By “black” I mean those Africans involved in the class struggle as well as the movement for international African unity, because for those of us in the Western Hemisphere that is the context out of which the term black originally evolved. Not only is the premise of the article crooked, but the whole text degenerates into an attack on the African liberation movement in Southern Africa, and elsewhere.
One must ask if this article was written by a disillusioned Afrikaner with a monkey on his back. While Melber tries to come across as somebody trying to spark “a broad political debate”, that cannot honestly happen based on Melber’s half-baked assumptions, misrepresentations of current events, and a hidden agenda.
The military mindset in Africa did not arrive with the black liberation movements, which came late to the scene.
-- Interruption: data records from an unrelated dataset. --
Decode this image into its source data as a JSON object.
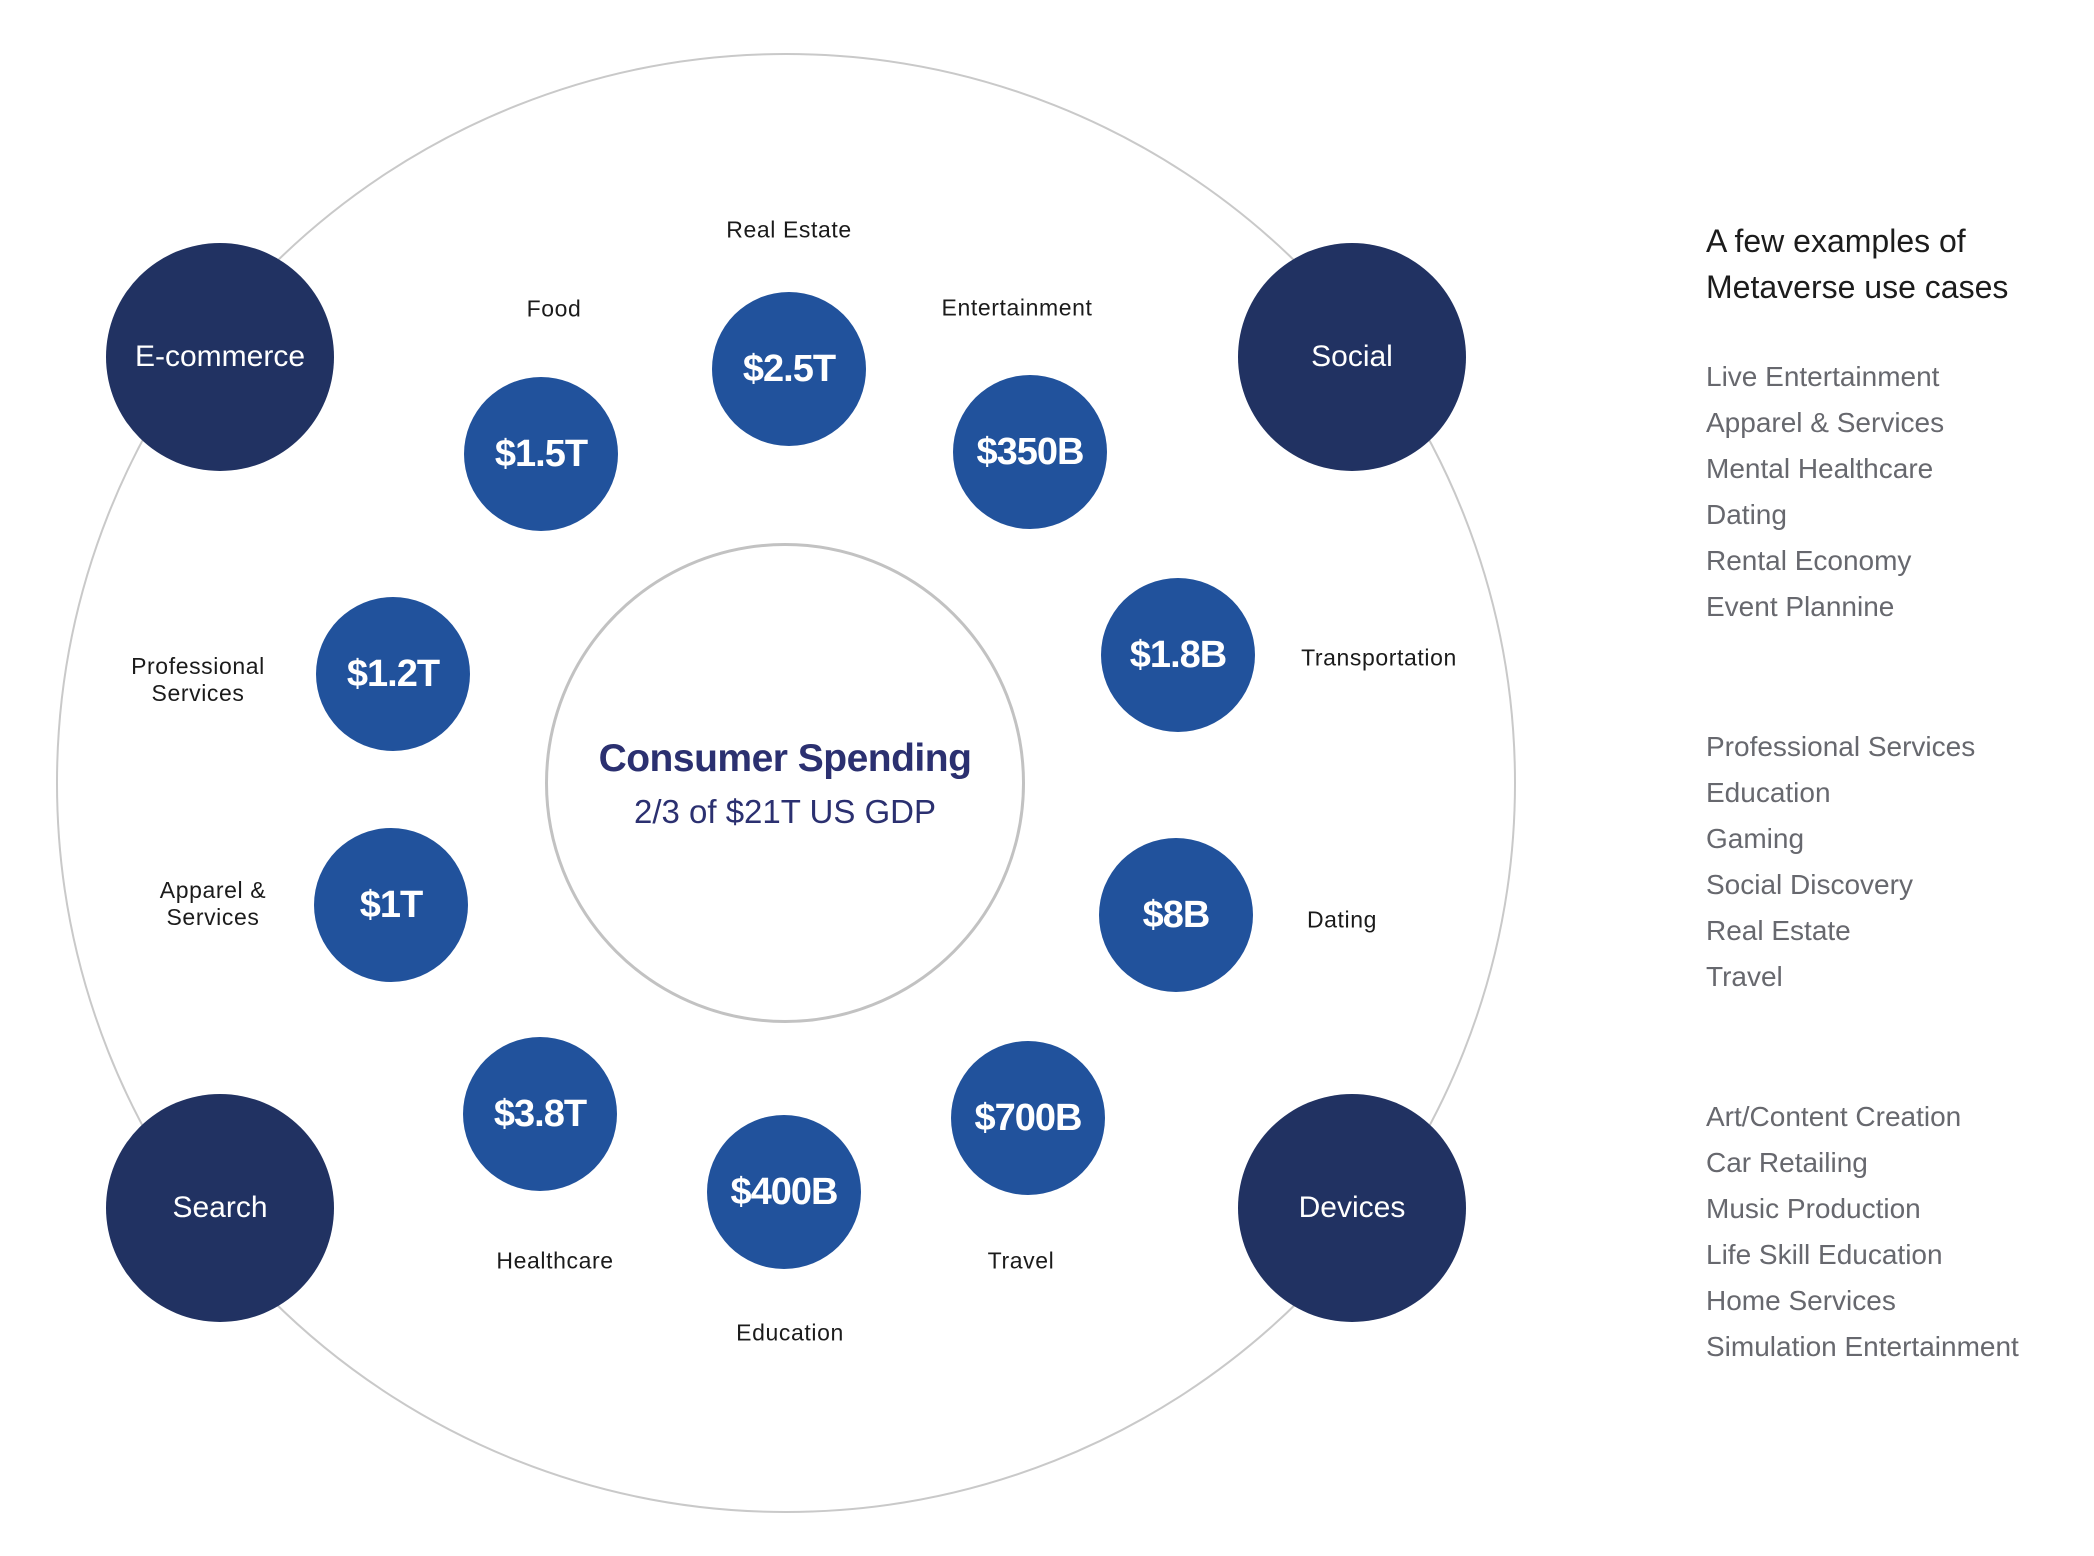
{
  "diagram": {
    "center": {
      "title": "Consumer Spending",
      "subtitle": "2/3 of $21T US GDP"
    },
    "platforms": [
      {
        "label": "E-commerce"
      },
      {
        "label": "Social"
      },
      {
        "label": "Search"
      },
      {
        "label": "Devices"
      }
    ],
    "sectors": [
      {
        "name": "Real Estate",
        "value": "$2.5T"
      },
      {
        "name": "Entertainment",
        "value": "$350B"
      },
      {
        "name": "Transportation",
        "value": "$1.8B"
      },
      {
        "name": "Dating",
        "value": "$8B"
      },
      {
        "name": "Travel",
        "value": "$700B"
      },
      {
        "name": "Education",
        "value": "$400B"
      },
      {
        "name": "Healthcare",
        "value": "$3.8T"
      },
      {
        "name": "Apparel &\nServices",
        "value": "$1T"
      },
      {
        "name": "Professional\nServices",
        "value": "$1.2T"
      },
      {
        "name": "Food",
        "value": "$1.5T"
      }
    ],
    "colors": {
      "platform": "#213262",
      "sector": "#21529c",
      "center_text": "#2b3070",
      "ring": "#c9c9c9"
    }
  },
  "sidebar": {
    "heading_line1": "A few examples of",
    "heading_line2": "Metaverse use cases",
    "groups": [
      {
        "items": [
          "Live Entertainment",
          "Apparel & Services",
          "Mental Healthcare",
          "Dating",
          "Rental Economy",
          "Event Plannine"
        ]
      },
      {
        "items": [
          "Professional Services",
          "Education",
          "Gaming",
          "Social Discovery",
          "Real Estate",
          "Travel"
        ]
      },
      {
        "items": [
          "Art/Content Creation",
          "Car Retailing",
          "Music Production",
          "Life Skill Education",
          "Home Services",
          "Simulation Entertainment"
        ]
      }
    ]
  }
}
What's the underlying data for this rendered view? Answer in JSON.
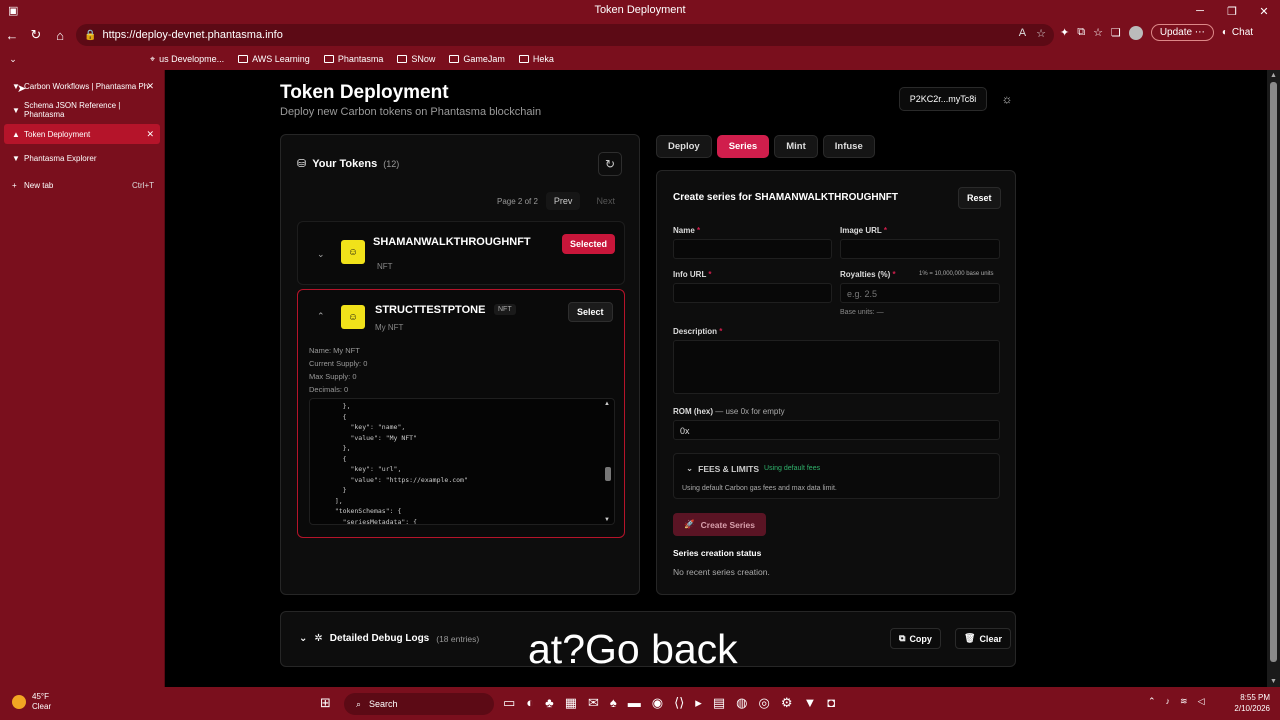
{
  "window": {
    "title": "Token Deployment"
  },
  "browser": {
    "url": "https://deploy-devnet.phantasma.info",
    "update_label": "Update",
    "chat_label": "Chat",
    "bookmarks": [
      "us Developme...",
      "AWS Learning",
      "Phantasma",
      "SNow",
      "GameJam",
      "Heka"
    ],
    "tabs": [
      {
        "label": "Carbon Workflows | Phantasma Ph"
      },
      {
        "label": "Schema JSON Reference | Phantasma"
      },
      {
        "label": "Token Deployment"
      },
      {
        "label": "Phantasma Explorer"
      }
    ],
    "new_tab": {
      "label": "New tab",
      "shortcut": "Ctrl+T"
    }
  },
  "page": {
    "title": "Token Deployment",
    "subtitle": "Deploy new Carbon tokens on Phantasma blockchain",
    "wallet": "P2KC2r...myTc8i"
  },
  "tokens": {
    "heading": "Your Tokens",
    "count": "(12)",
    "page_text": "Page 2 of 2",
    "prev_label": "Prev",
    "next_label": "Next",
    "token1": {
      "name": "SHAMANWALKTHROUGHNFT",
      "type": "NFT",
      "badge": "Selected"
    },
    "token2": {
      "name": "STRUCTTESTPTONE",
      "type": "NFT",
      "subtitle": "My NFT",
      "select_label": "Select",
      "meta_name": "Name: My NFT",
      "meta_current": "Current Supply: 0",
      "meta_max": "Max Supply: 0",
      "meta_decimals": "Decimals: 0",
      "code": "    },\n    {\n      \"key\": \"name\",\n      \"value\": \"My NFT\"\n    },\n    {\n      \"key\": \"url\",\n      \"value\": \"https://example.com\"\n    }\n  ],\n  \"tokenSchemas\": {\n    \"seriesMetadata\": {"
    }
  },
  "tabs": [
    "Deploy",
    "Series",
    "Mint",
    "Infuse"
  ],
  "series": {
    "title": "Create series for SHAMANWALKTHROUGHNFT",
    "reset_label": "Reset",
    "name_label": "Name",
    "image_url_label": "Image URL",
    "info_url_label": "Info URL",
    "royalties_label": "Royalties (%)",
    "royalties_hint": "1% = 10,000,000 base units",
    "royalties_placeholder": "e.g. 2.5",
    "base_units": "Base units: —",
    "description_label": "Description",
    "rom_label": "ROM (hex)",
    "rom_note": "— use 0x for empty",
    "rom_value": "0x",
    "fees_title": "FEES & LIMITS",
    "fees_status": "Using default fees",
    "fees_desc": "Using default Carbon gas fees and max data limit.",
    "create_label": "Create Series",
    "status_title": "Series creation status",
    "status_text": "No recent series creation."
  },
  "debug": {
    "title": "Detailed Debug Logs",
    "entries": "(18 entries)",
    "copy_label": "Copy",
    "clear_label": "Clear"
  },
  "caption": "at?Go back",
  "taskbar": {
    "temp": "45°F",
    "weather": "Clear",
    "search": "Search",
    "time": "8:55 PM",
    "date": "2/10/2026"
  },
  "colors": {
    "accent": "#d01e4c",
    "chrome": "#7a0f1d",
    "success": "#2fb26b"
  }
}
Kwame Nkrumah documented the long list of coups d’etat up from 1957 up thru 1970 or so. In the states where coups occurred, not only were military regimes installed, the rulers also were staunchly pro-imperialist. Those who couped Nkrumah, Azikiwe, Lumumba, Obote and others were in the West’s pocket, in every instance.
While your author tries to introduce Frantz Fanon and Jean-Paul Sartre into the discussion, he is inept at presenting an argument which justifies the article’s title.
First, the hard fought victories won by FRELIMO, ZANU and MPLA to defeat colonialism cannot be compared to any other wars in modern history. Melber dismisses all this with a sweep of his word processor. However, for those of us who appreciate that period of struggle, we know the hawks of Imperialism have sworn eternal vengeance. They declared, thru out the US media on the eve of the Lancaster House Accords in 1980, that Africans were too stupid to build the stone buildings at Old Zimbabwe and had no business naming the country after ruins that either Arabs or Europeans had left.
Second, that these countries struggled to build democratic societies while facing extreme odds because of military attacks from South Africa, assisted by Israel and the US, it is miraculous that military regimes do not administer power in any of those countries. The grip some forces exercise on power reflects the history of repression which not only demanded their rise, but demanded emergency measures. The Southern Africa security question was never adequately addressed by the world bodies, and it emerged out of imperialist racism. So Melber is not only wrong on this point, but completely haphazard. He neglects to state how the SADF created an extensive ecological disaster thru out Mozambique, Zimbabwe and Angola. The warfare against peasants in Mozambique, carried out thru war criminals enlisted in Renamo, was a precursor to the violence demonstrated against the Tutsi by interhamwe machete murderers in Central Africa. Zimbabwe helped settle the security question during that period.
The security issues of Southern Africa have never been definitively articulated the way the US, by comparison, has defined its security issues. Minorities in Southern Africa have never been violently subdued and enslaved or gradually given rights, as a form of long-term policy. Political parties in Africa do not recognize any traditional path of development for African people. In terms of security issues, Renamo in Mozambique is a counterinsurgency party which the US would smash as a domestic terror organization. Same as for UNITA in Angola.
Finally, the fact that democracy is a stunted child in Africa does not mean it has to be paraded thru out the Southern African states as their particular embarrassment. No mention is made of supposedly democratic Malawi, Lesotho, Swaziland, Zambia, Equatorial Guinea, Uganda, elsewhere.
Melber’s article should have been more accurately named something along the lines of something like An ad hominem attack on Black liberation, and subtitled, “Niggers don’t deserve independence”.